Canons L series lenses are still marvellous and the jewel in the company’s crown (for now). The performance of the EF lenses (L or not) definitely showed up the relative lack of sophistication with some of the older Fujifilm XF offerings, from an AF point of view. That said, there are many seriously impressive lenses for the Sony FE mount and all Fujifilm’s recent lenses have very sophisticated AF. Canon won’t be able to rest on their L series lenses to retain users for much longer.
Mirrorless continues to mature, while DSLRs rapidly approach the wall (opinion). As good as the 5D IV is (and will remain for serious shooters who aren’t enticed by features they don’t care about), I still feel Canon made a huge mistake hobbling the camera. If anyone was unsure as to how the company thinks, fitting an archaic sensor with less than 12 stops of Dynamic Range into the 2017 6D II should have made it clear.

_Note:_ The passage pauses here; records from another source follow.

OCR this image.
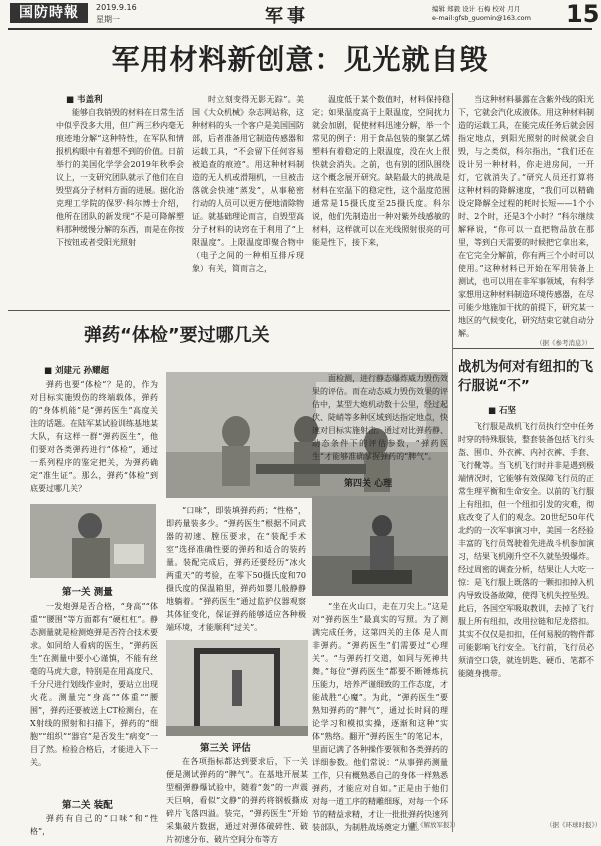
国防時報	2019.9.16
星期一	军事	编辑 郑毅 设计 石梅 校对 月月
e-mail:gfsb_guomin@163.com 15
军用材料新创意：见光就自毁
■ 韦盖利
能够自我销毁的材料在日常生活中似乎没多大用，但广两三秒内毫无痕迹地分解“这种特性，在军队和情报机构眼中有着想不到的价值。日前举行的美国化学学会2019年秋季会议上，一支研究团队就示了他们在自毁型高分子材料方面的进展。据化治克理工学院的保罗·科尔博士介绍，他所在团队的新发现“不是可降解塑料那种缓慢分解的东西，而是在你按下按钮或者受阳光照射
时立刻变得无影无踪”。美国《大众机械》杂志网站称，这种材料的头一个客户是美国国防部，后者准备用它制造传感器和运载工具，“不会留下任何容易被追查的痕迹”。用这种材料制造的无人机或滑翔机，一旦被击落就会快速“蒸发”，从事秘密行动的人员可以更方便地清除物证。就基础理论而言，自毁型高分子材料的诀窍在于利用了“上限温度”。上限温度即聚合物中（电子之间的一种相互排斥现象）有关，简而言之，
温度低于某个数值时，材料保持稳定；如果温度高于上限温度，空间扰力就会加剧，促使材料迅速分解，举一个常见的例子：用于食品包装的聚氯乙烯塑料有着稳定的上限温度，没在火上很快就会消失。之前，也有别的团队围绕这个概念展开研究。缺陷最大的挑战是材料在室温下的稳定性，这个温度范围通常是15摄氏度至25摄氏度。科尔说，他们先制造出一种对紫外线感敏的材料，这样就可以在光线照射很亮的可能是性下，接下来，
当这种材料暴露在含紫外线的阳光下，它就会汽化成液体。用这种材料制造的运载工具，在能完成任务后就会因指定地点，到阳光照射的时候就会自毁，与之类似，科尔指出，“我们还在设计另一种材料，你走进房间，一开灯，它就消失了。”研究人员还打算将这种材料的降解速度，“我们可以精确设定降解全过程的耗时长短——1个小时、2个时，还是3个小时？”科尔继续解释说，“你可以一直把物品放在那里，等到白天需要的时候把它拿出来，在它完全分解前，你有两三个小时可以使用。”这种材料已开始在军用装备上测试，也可以用在非军事领域，有科学家想用这种材料制造环境传感器，在尽可能少地施加干扰的前提下，研究某一地区的气候变化，研究结束它就自动分解。
（据《参考消息》）
弹药“体检”要过哪几关
■ 刘建元 孙耀超
弹药也要“体检”？是的，作为对目标实施毁伤的终端载体，弹药的“身体机能”是“弹药医生”高度关注的话题。在陆军某试验训练基地某大队，有这样一群“弹药医生”，他们要对各类弹药进行“体检”，通过一系列程序的鉴定把关，为弹药确定“准生证”。那么，弹药“体检”到底要过哪几关？
第一关 测量
一发炮弹是否合格，“身高”“体重”“腰围”等方面都有“硬杠杠”。静态测量就是检测炮弹是否符合技术要求。如同给人看病的医生，“弹药医生”在测量中要小心谨慎，不能有丝毫的马虎大意，特别是在用高度尺、千分尺进行划线作业时，要站立出现火花。测量完“身高”“体重”“腰围”，弹药还要被送上CT检测台，在X射线的照射和扫描下，弹药的“细胞”“组织”“器官”是否发生“病变”一目了然。检验合格后，才能进入下一关。
第二关 装配
弹药有自己的“口味”和“性格”，
“口味”，即装填弹药药；“性格”，即药量装多少。“弹药医生”根据不同武器的初速、膛压要求，在“装配手术室”选择准确性要的弹药和适合的装药量。装配完成后，弹药还要经历“冰火两重天”的考验，在零下50摄氏度和70摄氏度的保温箱里，弹药如婴儿般静静地躺着。“弹药医生”通过监护仪器观察其体征变化，保证弹药能够适应各种极端环境，才能顺利“过关”。
第三关 评估
在各项指标都达到要求后，下一关便是测试弹药的“脾气”。在基地开展某型榴弹静爆试验中，随着“轰”的一声震天巨响，看似“文静”的弹药将钢板撕成碎片飞落四溢。装完，“弹药医生”开始采集破片数据，通过对弹体破碎性、破片初速分布、破片空间分布等方
面检测，进行静态爆炸威力毁伤效果的评估。而在动态威力毁伤效果的评估中，某型大炮机动数十公里，经过起伏、陡峭等多种区域到达指定地点，快速对目标实施射击。通过对比弹药静、动态条件下的评估参数，“弹药医生”才能够准确掌握弹药的“脾气”。
第四关 心理
“坐在火山口，走在刀尖上。”这是对“弹药医生”最真实的写照。为了测满完成任务，这第四关的主体 是人而非弹药。“弹药医生”们需要过“心理关”。“与弹药打交道，如同与死神共舞。”每位“弹药医生”都要不断锤炼抗压能力，培养严谨细致的工作态度，才能战胜“心魔”。为此，“弹药医生”要熟知弹药的“脾气”，通过长时间的理论学习和模拟实操，逐渐和这种“实体”熟络。翻开“弹药医生”的笔记本，里面记满了各种操作要领和各类弹药的详细参数。他们常说：“从事弹药测量工作，只有概熟悉自己的身体一样熟悉弹药，才能应对自如。”正是由于他们对每一道工序的精雕细琢，对每一个环节的精益求精，才让一批批弹药快速列装部队，为制胜战场奠定力量。
（据《解放军报》）
战机为何对有纽扣的飞行服说“不”
■ 石坚
飞行服是战机飞行员执行空中任务时穿的特殊服装，整套装备包括飞行头盔、围巾、外衣裤、内衬衣裤、手套、飞行靴等。当飞机飞行时并非是遇到极端情况时，它能够有效保障飞行员的正常生理平衡和生命安全。以前的飞行服上有纽扣，但一个纽扣引发的灾难，彻底改变了人们的观念。20世纪50年代北约的一次军事演习中，美国一名经验丰富的飞行员驾驶着先进战斗机参加演习，结果飞机刚升空不久就坠毁爆炸。经过周密的调查分析，结果让人大吃一惊：是飞行服上既落的一颗扣扣掉入机内导致设备故障，使得飞机失控坠毁。此后，各国空军吸取教训，去掉了飞行服上所有纽扣，改用拉链和尼龙搭扣。其实不仅仅是扣扣，任何易脱的物件都可能影响飞行安全。飞行前，飞行员必须清空口袋，就连钥匙、硬币、笔都不能随身携带。
（据《环球时报》）
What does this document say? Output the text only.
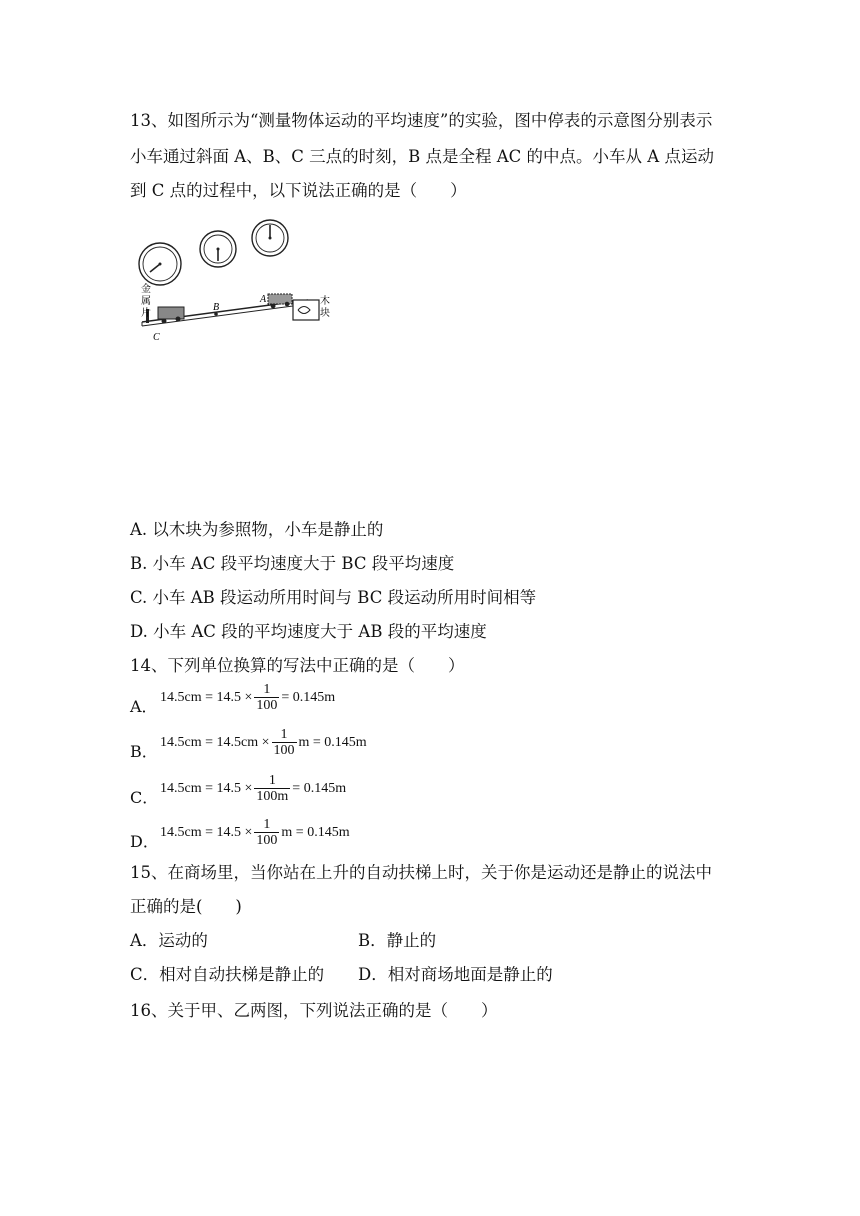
13、如图所示为“测量物体运动的平均速度”的实验，图中停表的示意图分别表示
小车通过斜面 A、B、C 三点的时刻，B 点是全程 AC 的中点。小车从 A 点运动
到 C 点的过程中，以下说法正确的是（　　）
A
B
C
金
属
片
木
块
A. 以木块为参照物，小车是静止的
B. 小车 AC 段平均速度大于 BC 段平均速度
C. 小车 AB 段运动所用时间与 BC 段运动所用时间相等
D. 小车 AC 段的平均速度大于 AB 段的平均速度
14、下列单位换算的写法中正确的是（　　）
A． $14.5cm = 14.5 \times \frac{1}{100} = 0.145m$
B． $14.5cm = 14.5cm \times \frac{1}{100}$ m = 0.145m
C． $14.5cm = 14.5 \times \frac{1}{100m} = 0.145m$
D． $14.5cm = 14.5 \times \frac{1}{100}$ m = 0.145m
15、在商场里，当你站在上升的自动扶梯上时，关于你是运动还是静止的说法中
正确的是(　　)
A．运动的	B．静止的
C．相对自动扶梯是静止的 D．相对商场地面是静止的
16、关于甲、乙两图，下列说法正确的是（　　）
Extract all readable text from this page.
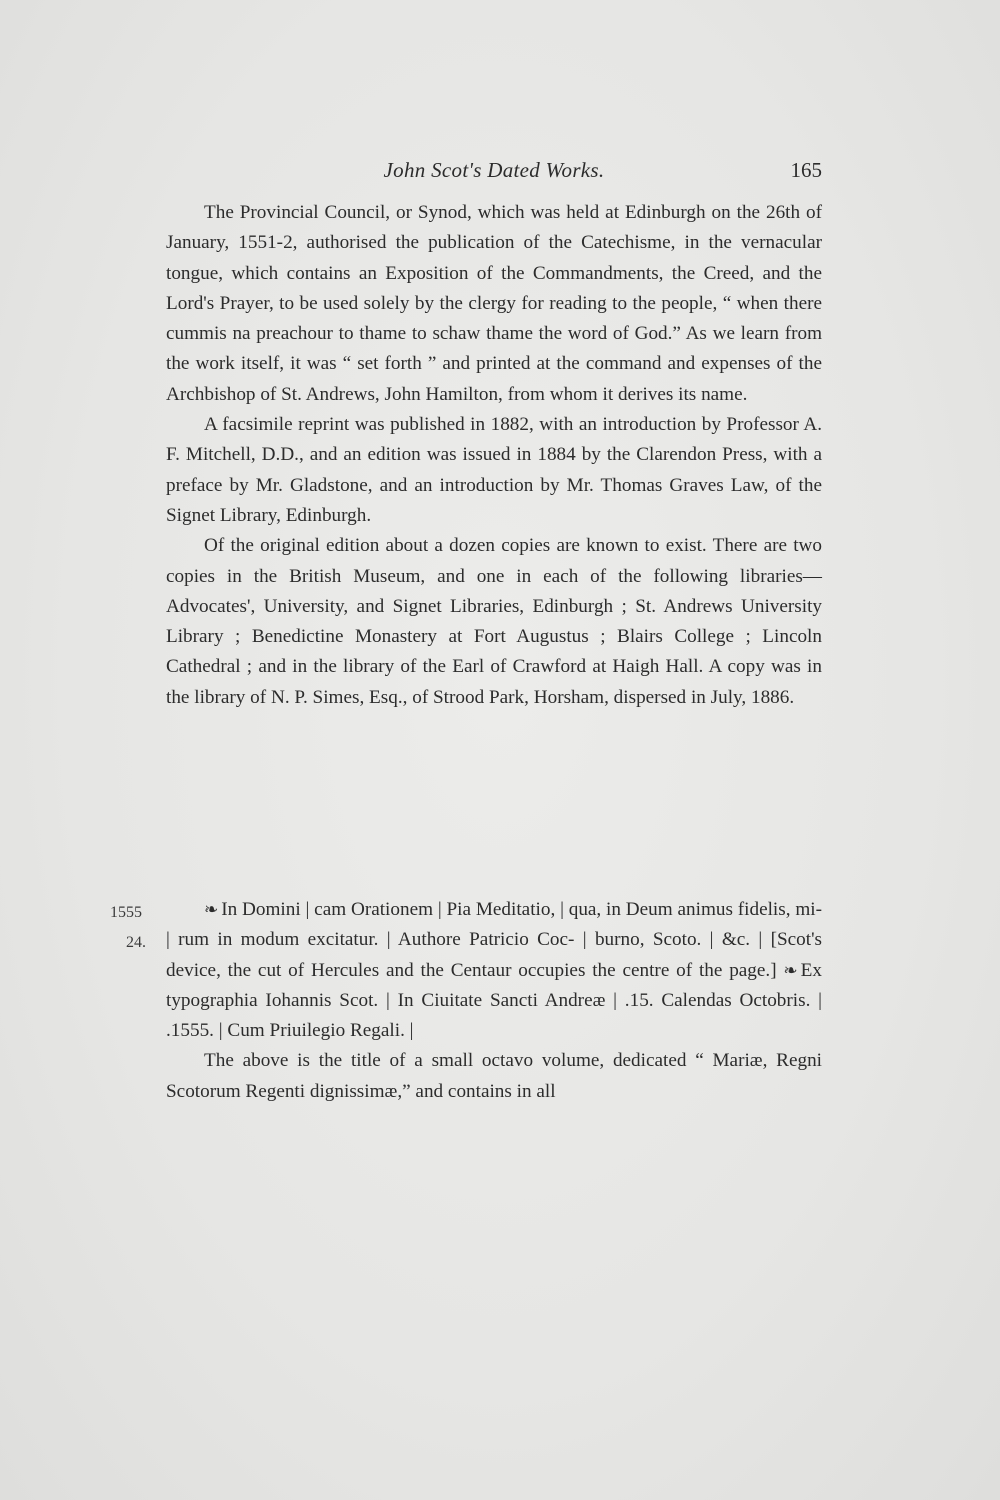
John Scot's Dated Works.	165

The Provincial Council, or Synod, which was held at Edinburgh on the 26th of January, 1551-2, authorised the publication of the Catechisme, in the vernacular tongue, which contains an Exposition of the Commandments, the Creed, and the Lord's Prayer, to be used solely by the clergy for reading to the people, “ when there cummis na preachour to thame to schaw thame the word of God.” As we learn from the work itself, it was “ set forth ” and printed at the command and expenses of the Archbishop of St. Andrews, John Hamilton, from whom it derives its name.

A facsimile reprint was published in 1882, with an introduction by Professor A. F. Mitchell, D.D., and an edition was issued in 1884 by the Clarendon Press, with a preface by Mr. Gladstone, and an introduction by Mr. Thomas Graves Law, of the Signet Library, Edinburgh.

Of the original edition about a dozen copies are known to exist. There are two copies in the British Museum, and one in each of the following libraries—Advocates', University, and Signet Libraries, Edinburgh ; St. Andrews University Library ; Benedictine Monastery at Fort Augustus ; Blairs College ; Lincoln Cathedral ; and in the library of the Earl of Crawford at Haigh Hall. A copy was in the library of N. P. Simes, Esq., of Strood Park, Horsham, dispersed in July, 1886.

1555
24.

❧ In Domini | cam Orationem | Pia Meditatio, | qua, in Deum animus fidelis, mi- | rum in modum excitatur. | Authore Patricio Coc- | burno, Scoto. | &c. | [Scot's device, the cut of Hercules and the Centaur occupies the centre of the page.] ❧ Ex typographia Iohannis Scot. | In Ciuitate Sancti Andreæ | .15. Calendas Octobris. | .1555. | Cum Priuilegio Regali. |

The above is the title of a small octavo volume, dedicated “ Mariæ, Regni Scotorum Regenti dignissimæ,” and contains in all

The 5D IV is a really good camera, but it wasn’t good enough to offset the inherent advantages that mirrorless cameras provide me with. Those mirrorless advantages started off a bit rough around the edges, but they’re now starting to really shine. Maybe the D850 would impress me more, but it remains a DSLR with some of the inherent characteristics that come with that fundamental architecture. That architecture can’t and won’t change, whereas mirrorless cameras will continue to get better and better in those areas where DSLRs have reigned supreme. Just look how good eye AF now is with Sony cameras and this is not a gimmick. I will be talking about this more in a future article.
I couldn’t go back to DSLRs and won’t be looking back either. I can live with the diminishing weaknesses of mirrorless for the very short period while they still exist. Spending several months with the Canon 5D IV felt like a backward step, probably because it was. The truth is that even if all the equipment were free, for my purposes, I would still choose an X-T2 based system… a camera which costs half as much as the Canon 5DIV. it isn’t an indictment of the Canon, just a measure of how good mirrorless cameras have become.